In December, the Philly fighter seemingly won his rematch with Tomasz Adamek only to see the judge’s tally up a split decision win for his opponent. But now, it is Cunningham, not Adamek, who has secured a consecutive high-profile match on network television. “It is to an extent…it’s a victory,” Cunningham acknowledged. “But you know, still looking at my record, man, seeing that ‘L’ against Adamek for December 22, it’s just ridiculous. It’s heart breaking. I was just telling a guy, 50 years from now when guys look up Steve Cunningham they’re going to look on my record and see two losses to Adamek. It’s ridiculous. The first loss, off of three knockdowns, I still had a split decision fight. This one, no knockdowns, I outbox him and it’s a split decision. I don’t know what’s up. But it is what it is. I’ve moved on.”
Cunningham has moved onward and literally upward against the 6’9″ Fury (20-0, 14 KOs). Fury wasted no time letting his opponent know who the ringside eyes will be scouting on Saturday. And when promoter Kathy Duva of Main Events proceeded to attempt a coin flip to determine which fighter would enter the ring and be announced first, Fury used the move to rant away.
“If I wanted to go to gamble I’d go to a casino,” he said.
“I’m the man. I’m the man to beat. I’m a heavyweight and the best fighter on the planet. I’ve said it and said it again. Steve Cunningham is an opponent, a steppingstone…Tyson Fury road show. What can I say? If I want to gamble I want to gamble for money and considering there’s no money involved I’m not interested in gambling. This is all about me. So why should Steve Cunningham go into the ring first? Why should he go into the ring and be the man? I’m the undefeated one, you heard? I’m bringing this show to town. Without me, there’s no fight.”
When Richardson implied that Fury was acting like a child, the unbeaten heavyweight only went on more. “I am a big child, yes, Mr. Brother Nazim,” he said. “I’m glad he’s (Richardson) in high spirits and he respects me because he better, that’s all I’m going to say. I may be hard-headed, I may be whatever, but I can fight.”
“I’m the best fighter on earth. These guys haven’t got a prayer. When it comes to praying, they talk about religion. I know about religion as well. Steve is actually a brother of mine in Christ Jesus. We’re actually brothers. Like they say, if God is with you who can be against you? It’s one of them things where God has bigger plans for me than Steve, obviously, because he’s already been defeated and whatever and I haven’t. So we’re going to see.”
Indeed, we will. But if the fight on Saturday afternoon is as entertaining as the press conference on Wednesday, the days of Fury being known by just the biggest of boxing fans will be in the past.

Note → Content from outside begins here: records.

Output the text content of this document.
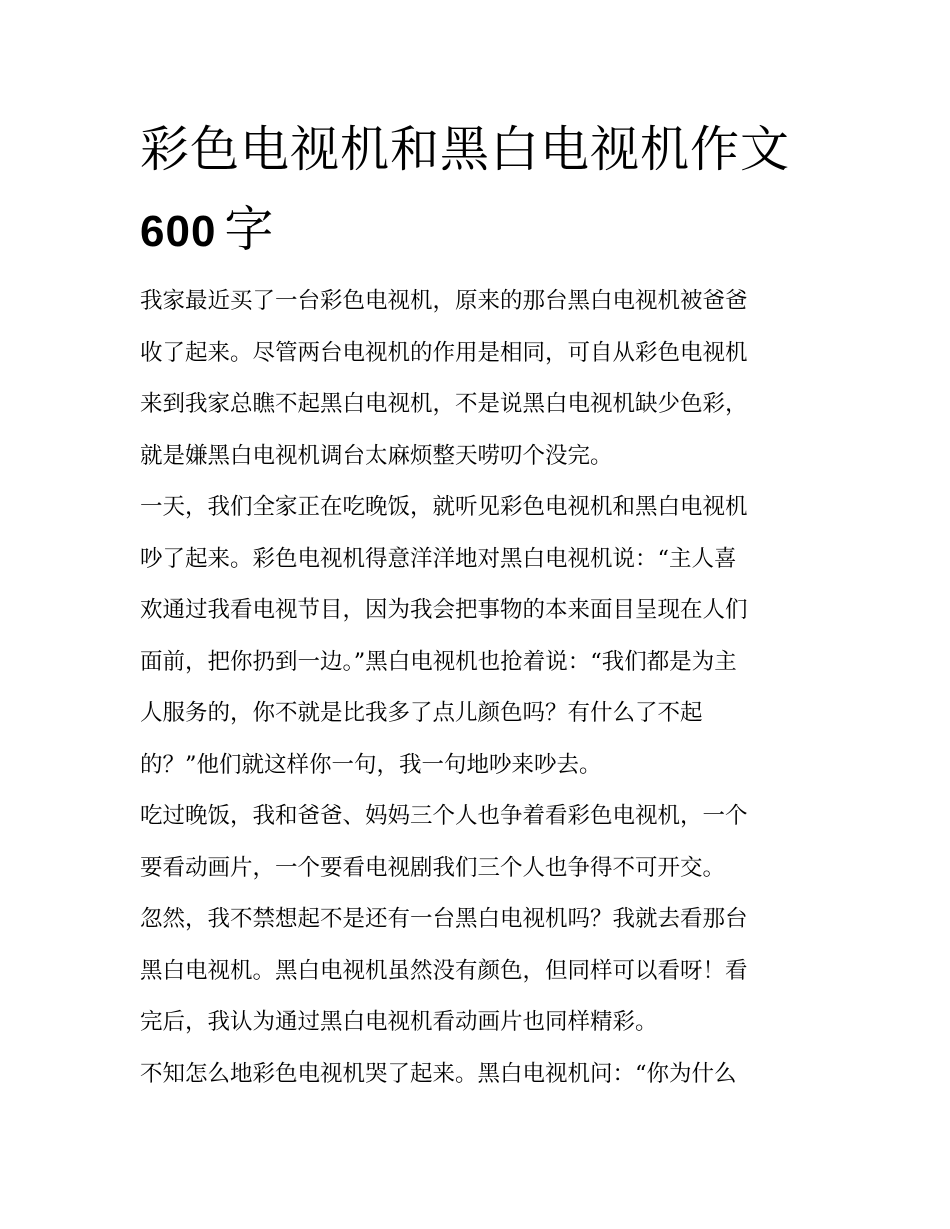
彩色电视机和黑白电视机作文
600 字
我家最近买了一台彩色电视机，原来的那台黑白电视机被爸爸
收了起来。尽管两台电视机的作用是相同，可自从彩色电视机
来到我家总瞧不起黑白电视机，不是说黑白电视机缺少色彩，
就是嫌黑白电视机调台太麻烦整天唠叨个没完。
一天，我们全家正在吃晚饭，就听见彩色电视机和黑白电视机
吵了起来。彩色电视机得意洋洋地对黑白电视机说：“主人喜
欢通过我看电视节目，因为我会把事物的本来面目呈现在人们
面前，把你扔到一边。”黑白电视机也抢着说：“我们都是为主
人服务的，你不就是比我多了点儿颜色吗？有什么了不起
的？”他们就这样你一句，我一句地吵来吵去。
吃过晚饭，我和爸爸、妈妈三个人也争着看彩色电视机，一个
要看动画片，一个要看电视剧我们三个人也争得不可开交。
忽然，我不禁想起不是还有一台黑白电视机吗？我就去看那台
黑白电视机。黑白电视机虽然没有颜色，但同样可以看呀！看
完后，我认为通过黑白电视机看动画片也同样精彩。
不知怎么地彩色电视机哭了起来。黑白电视机问：“你为什么
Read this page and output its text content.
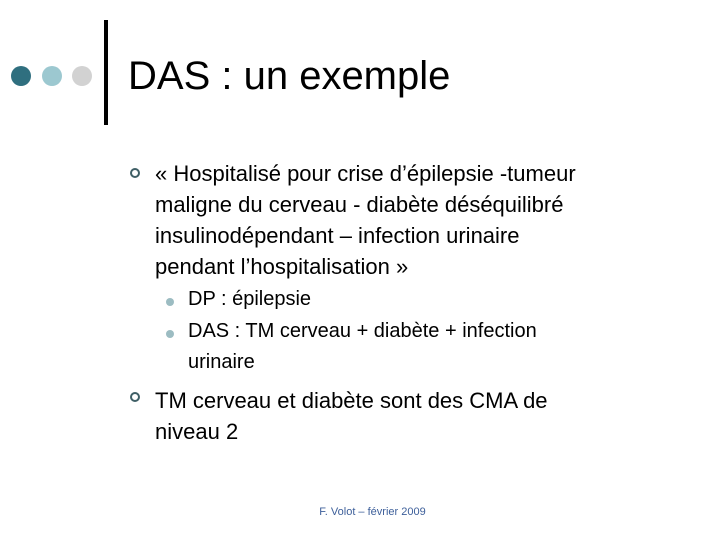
DAS : un exemple
« Hospitalisé pour crise d’épilepsie -tumeur
maligne du cerveau - diabète déséquilibré
insulinodépendant – infection urinaire
pendant l’hospitalisation »
DP : épilepsie
DAS : TM cerveau + diabète + infection
urinaire
TM cerveau et diabète sont des CMA de
niveau 2
F. Volot – février 2009
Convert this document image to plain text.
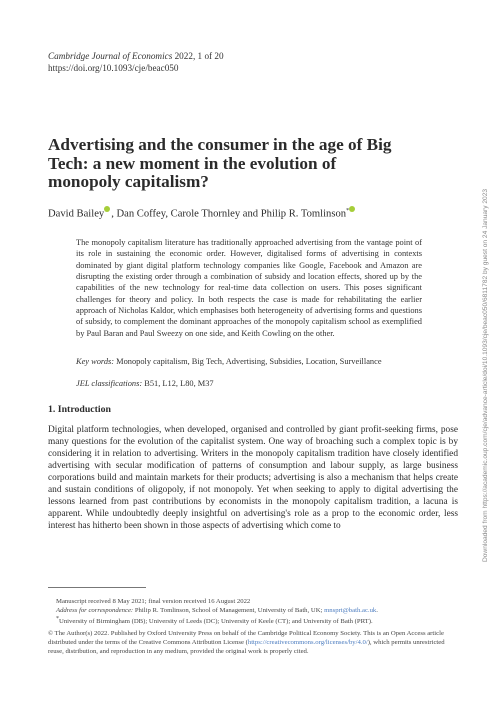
Cambridge Journal of Economics 2022, 1 of 20
https://doi.org/10.1093/cje/beac050
Advertising and the consumer in the age of Big Tech: a new moment in the evolution of monopoly capitalism?
David Bailey , Dan Coffey, Carole Thornley and Philip R. Tomlinson*

The monopoly capitalism literature has traditionally approached advertising from the vantage point of its role in sustaining the economic order. However, digitalised forms of advertising in contexts dominated by giant digital platform technology companies like Google, Facebook and Amazon are disrupting the existing order through a combination of subsidy and location effects, shored up by the capabilities of the new technology for real-time data collection on users. This poses significant challenges for theory and policy. In both respects the case is made for rehabilitating the earlier approach of Nicholas Kaldor, which emphasises both heterogeneity of advertising forms and questions of subsidy, to complement the dominant approaches of the monopoly capitalism school as exemplified by Paul Baran and Paul Sweezy on one side, and Keith Cowling on the other.

Key words: Monopoly capitalism, Big Tech, Advertising, Subsidies, Location, Surveillance

JEL classifications: B51, L12, L80, M37
1. Introduction

Digital platform technologies, when developed, organised and controlled by giant profit-seeking firms, pose many questions for the evolution of the capitalist system. One way of broaching such a complex topic is by considering it in relation to advertising. Writers in the monopoly capitalism tradition have closely identified advertising with secular modification of patterns of consumption and labour supply, as large business corporations build and maintain markets for their products; advertising is also a mechanism that helps create and sustain conditions of oligopoly, if not monopoly. Yet when seeking to apply to digital advertising the lessons learned from past contributions by economists in the monopoly capitalism tradition, a lacuna is apparent. While undoubtedly deeply insightful on advertising's role as a prop to the economic order, less interest has hitherto been shown in those aspects of advertising which come to

Manuscript received 8 May 2021; final version received 16 August 2022

Address for correspondence: Philip R. Tomlinson, School of Management, University of Bath, UK; mnsprt@bath.ac.uk.

*University of Birmingham (DB); University of Leeds (DC); University of Keele (CT); and University of Bath (PRT).

© The Author(s) 2022. Published by Oxford University Press on behalf of the Cambridge Political Economy Society. This is an Open Access article distributed under the terms of the Creative Commons Attribution License (https://creativecommons.org/licenses/by/4.0/), which permits unrestricted reuse, distribution, and reproduction in any medium, provided the original work is properly cited.

Downloaded from https://academic.oup.com/cje/advance-article/doi/10.1093/cje/beac050/6811782 by guest on 24 January 2023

The five bout under card will be highlighted by lightweight prospect Karl Dagan (12-0, 6 KOs) and fringe middleweight contender Curtis Stevens (23-3, 17 KOs). Both men are expected to easily win their fights against Edward Valdez (12-9-2, 9 KOs) and Derrick Findley (20-9, 13 KOs), respectively.
The first fight of the afternoon is scheduled for 1:20 PM local time with the televised portion of the card to commence at 4 PM ET. Tickets, which start at $25.00 a pop, are still available.